Капля в океане - страница 10
Белков прервал его тогда, сказав снисходительно:
— Да, да, я все это знаю. Читал. Итак, Грандиевский заделался интимным новатором обучения. А незачеты ваши ученики, как я уже проверил, все-таки получают.
— Я еще только начал применять этот метод. Точнее, его элементы. Да и условия не всегда позволяют. Раза два я к себе домой приглашал группу.
— Ну, это уже никуда не годится. Это надо прекратить. А то так никто на работу не станет ходить, все заделаются надомниками под надежным прикрытием нового метода. Чем на троллейбус-то бежать, принимай на дому! А жена к этому методу как отнеслась, а? Небось метлой хлестала, когда за ними грязь выметала? Небось проклинала на чем свет стоит такое мусорное новаторство? А? Хе-хе-хе! — И продолжал, отсмеявшись: — Так вот, уважаемый Аскольд Викторович. Прислушайтесь к совету старого опытного волка и не совсем дурака. Оставьте все эти ваши гипнотические священнодействия. Ваши театрализованные уроки. И не только потому, что я считаю этот метод обучения бесперспективным. Для этого нужны особые преподаватели-артисты, что-то среднее между Ушинским, Аркадием Райкиным и Вольфом Мессингом. Для этого нужно специальный вуз создать, с особыми условиями. — Тон Белкова стал доверительным, и он вдруг опять перешел на «ты»: — В институте нельзя выпендриваться. Нельзя слишком вылезать. Чтобы студенты бойкотировали или презирали другого преподавателя из-за того, что ты преподаешь таким очень со всех точек зрения привлекательным для них методом. Ни в коем случае нельзя! Коллектив тебе отомстит. Другие никогда не простят. Они тебя возненавидят. В общем… — Он указательным пальцем подвел в воздухе итоговую черту, блеснув всепонимающими, глубоко начальственными глазами: — Давайте, Аскольд Викторович, считать, что с этим вопросом все ясно и покончено. Для нашего с вами и общеинститутского блага и спокойствия.

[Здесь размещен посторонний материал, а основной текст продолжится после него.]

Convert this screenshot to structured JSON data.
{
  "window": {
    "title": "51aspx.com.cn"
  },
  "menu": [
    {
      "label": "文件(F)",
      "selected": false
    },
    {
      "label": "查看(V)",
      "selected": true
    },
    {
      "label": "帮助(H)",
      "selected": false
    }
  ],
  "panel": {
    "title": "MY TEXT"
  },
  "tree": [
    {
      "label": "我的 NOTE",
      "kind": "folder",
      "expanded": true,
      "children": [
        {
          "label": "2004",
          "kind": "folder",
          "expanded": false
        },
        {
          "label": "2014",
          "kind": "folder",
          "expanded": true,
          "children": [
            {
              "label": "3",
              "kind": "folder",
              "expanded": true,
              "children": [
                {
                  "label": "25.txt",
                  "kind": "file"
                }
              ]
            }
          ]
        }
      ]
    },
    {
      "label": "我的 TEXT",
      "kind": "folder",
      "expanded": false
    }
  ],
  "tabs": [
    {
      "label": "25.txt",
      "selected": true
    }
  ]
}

Да, словами «спокойствие» и «благо» Белков задел тогда и его больную струну. И он сдался. Сдался. Согласился. А когда пожимал Белкову руку, у него даже чуть ли не сентиментальный ком в горле появился от мирного умиления. Как у него почему-то иногда случалось. И когда шел в этот день домой, отчего-то вспомнил, как однажды соседский мальчишка кричал матери, захлебываясь слезами:
— Не хочу быть хорошим! Надоело мне быть хорошим! Хочу быть плохим, хоть немножко! И еще немножко совсем плохим! Ну, что тебе, жалко, всем вам жалко, что ли? Жалко вам, жалко, жалко! Все — будь хорошим, будь хорошим! Вам жалко, жалко, жалко! Вам жалко, жалко, да?!
3
И даже сейчас, вспоминая все это, Аскольд Викторович грустно улыбнулся. Он прав, этот мальчишка.
Ну ладно, автопортрет автопортретом, а получается, что он подбивает бабки. Всей своей жизни. А впрочем, какой же автопортрет без этого?
Ладно, перед зеркалом он еще насидится, если решит с автопортретом всерьез!
Аскольд Викторович поднялся, вернулся в свою комнату. Пора идти. Еще одну тетрадь, и все. Он почувствовал, что, несмотря на усталость от работы, голова вдруг стала угрожающе ясной и светлой. И картины прошлого вспыхивали в памяти ярко и отчетливо. Все было слишком точно, выпукло, определенно. Он знал такие — слава богу нечастые! — состояния и немного побаивался: они грозили предстоящей бессонницей.
Иногда ему казалось, что его жизнь — как музыка на магнитофонной ленте. Он слушает ее, а занимается при этом чем-то иным, совсем посторонним. Магнитофон беспрерывно крутится, музыка беспрестанно играет, то веселая, бравурная, то грустная, тихая. То военная, маршевая. То нежная, робкая. То дневная, солнечная. А то ночная, таинственная.
А он, слыша ее, все продолжает заниматься чем-то другим, никак с ней не совпадающим. Чем же?
А порой сама музыка-жизнь его вовлекает и поглощает всего. Он бросается в ее стихию, спотыкается о фальшь, поет сам. Иногда издает даже весенний рев. И забывает обо всем. Он живет!
Но почему жизнь и музыка у него так часто не совпадают? А у кого-нибудь всегда совпадают? У гениев…
Уф, жарко. Да-а, уж если год високосный — так високосный! Куда уж високоснее. Високоснее просто не бывает. В этом смысле тысяча девятьсот семьдесят второй год — исторический. В метеорологическом смысле.